Игумен Серафим говорил что-то еще. Кажется, повторял свой тезис о том, что Новое время, под которым он подразумевал Просвещение, совершило фатальную мировоззренческую ошибку: оно вытеснило мистическое, богооткровенное знание на периферию, поставив в центре всего науку, то есть знание, предельно рационализированное. Истину стали воспринимать через систему усложняющихся категорий, ну а это, в свою очередь, привело к ее иссушающему опосредованию. Возник советский социализм – тотальная регламентация всех сторон бытия… И я помню, что ему вполне аргументировано возражали. В частности, дама, похожая на звезду эстрады, ответила, что независимо от источника, их порождающего, законы мира едины. Они могут быть провиденциальны, как утверждает уважаемый отец Серафим, представляя собой исполнение воли божьей, но они могут быть и натуральны, извините за термин, выражая во внешних формах внутреннее устройство природы. И в том, и в другом случае они доступны познанию… А Сергей Валентинович, поворачиваясь, то вправо, то влево, пытался их примирить, заметив, что, по его мнению, справедливы оба высказывания. К истине можно приблизиться путем надстраивания категорий; правда, сам вектор надстройки определяется «внутренним зрением», но ее можно прозреть и путем откровения, а затем, как вы выразились, «распаковывая» его, совместить с уже имеющимися понятиями. Просто не следует ни тот, ни другой метод абсолютизировать…

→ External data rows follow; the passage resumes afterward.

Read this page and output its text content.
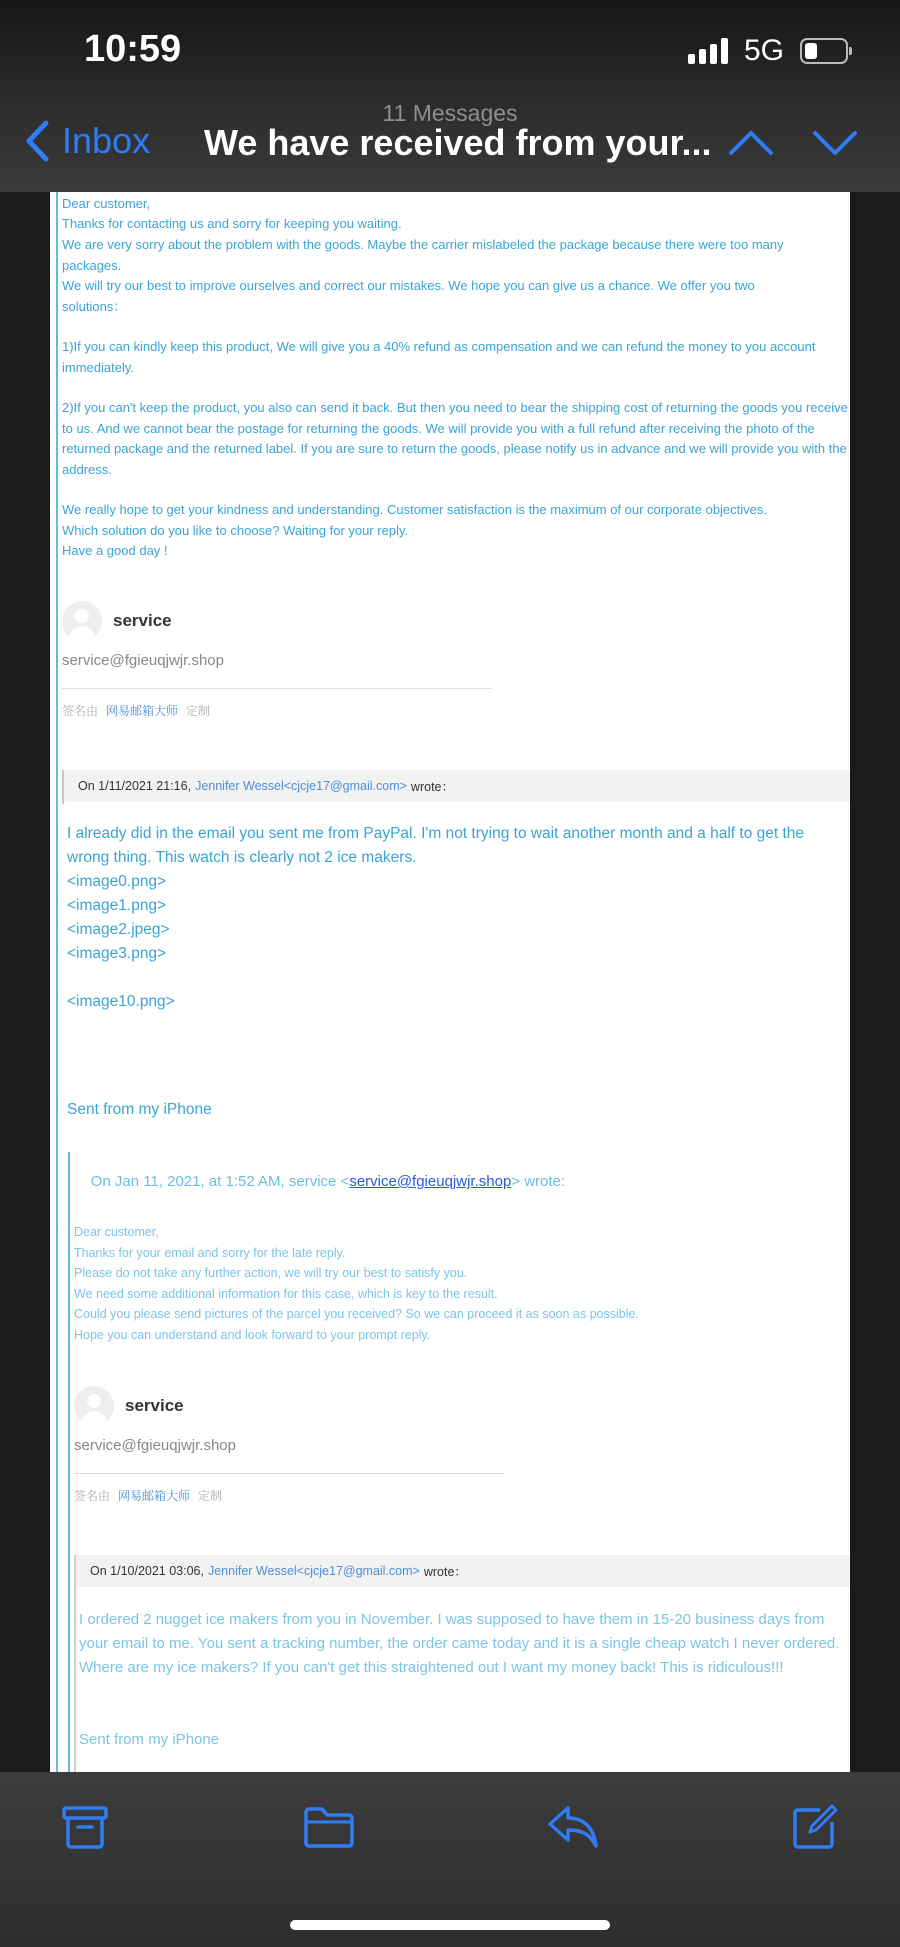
10:59	5G
11 Messages
Inbox We have received from your...
Dear customer,
Thanks for contacting us and sorry for keeping you waiting.
We are very sorry about the problem with the goods. Maybe the carrier mislabeled the package because there were too many packages.
We will try our best to improve ourselves and correct our mistakes. We hope you can give us a chance. We offer you two solutions：
1)If you can kindly keep this product, We will give you a 40% refund as compensation and we can refund the money to you account immediately.
2)If you can't keep the product, you also can send it back. But then you need to bear the shipping cost of returning the goods you receive to us. And we cannot bear the postage for returning the goods. We will provide you with a full refund after receiving the photo of the returned package and the returned label. If you are sure to return the goods, please notify us in advance and we will provide you with the address.
We really hope to get your kindness and understanding. Customer satisfaction is the maximum of our corporate objectives.
Which solution do you like to choose? Waiting for your reply.
Have a good day !
service
service@fgieuqjwjr.shop
签名由 网易邮箱大师 定制
On 1/11/2021 21:16, Jennifer Wessel<cjcje17@gmail.com> wrote：
I already did in the email you sent me from PayPal. I'm not trying to wait another month and a half to get the wrong thing. This watch is clearly not 2 ice makers.
<image0.png>
<image1.png>
<image2.jpeg>
<image3.png>
<image10.png>
Sent from my iPhone

On Jan 11, 2021, at 1:52 AM, service <service@fgieuqjwjr.shop> wrote:

Dear customer,
Thanks for your email and sorry for the late reply.
Please do not take any further action, we will try our best to satisfy you.
We need some additional information for this case, which is key to the result.
Could you please send pictures of the parcel you received? So we can proceed it as soon as possible.
Hope you can understand and look forward to your prompt reply.
service
service@fgieuqjwjr.shop
签名由 网易邮箱大师 定制
On 1/10/2021 03:06, Jennifer Wessel<cjcje17@gmail.com> wrote：
I ordered 2 nugget ice makers from you in November. I was supposed to have them in 15-20 business days from your email to me. You sent a tracking number, the order came today and it is a single cheap watch I never ordered. Where are my ice makers? If you can't get this straightened out I want my money back! This is ridiculous!!!
Sent from my iPhone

Более того, я сам принимал в обсуждении деятельное участие, высказавшись сначала по вопросу о конструировании элит, то есть о «тестовом», технологическом заполнении разных элитных уровней, что, на мой взгляд, могло бы повысить профессионализм, а потом обозначил необходимость демпфера, «модератора», смыкающего их в единый социальный модуль. Иными словами, я озвучил фрагменты, выделенные в материалах Бориса. Я был обязан это произнести, и я это произнес. Слушали меня, в общем, благожелательно.
Главное, однако, заключалось в другом. Главное заключалось в том, что изменилась сама ситуация обсуждения. Не знаю, в какой момент это произошло, но атмосфера в комнате будто приобрела новое качество. Разошлась гнетущая духота, стискивавшая виски. Стены заколебались, пронизанные светом и шумом улицы. Даже дышать стало легче, словно в воздухе прибавилось кислорода. А в голове у меня, точно во включенном приемнике, возникла тишина ожидания… Шорохи… потрескивания какие-то… щелчки… гул электричества… Я понимал, что это значит. Со мной такое уже несколько раз случалось. Например, год назад, когда в троллейбусе, поворачивающем с Дмитровки к станции «Театральная», мне вдруг, как взрыв, ударила в мозг идея «многостоличности»: распределение функций власти по нескольких городам, что, несомненно, повысило бы территориальную связность страны. Приехал тогда в контору, за два часа написал весь проект. Или, кажется месяца четыре спустя: вечер пятницы, я собираюсь из конторы домой, вяло перекладываю на столе какие-то документы, и вдруг тоже – шорох… потрескивания… тишина ожидания… а через мгновение – слоган «Русский ислам», который сейчас используют все.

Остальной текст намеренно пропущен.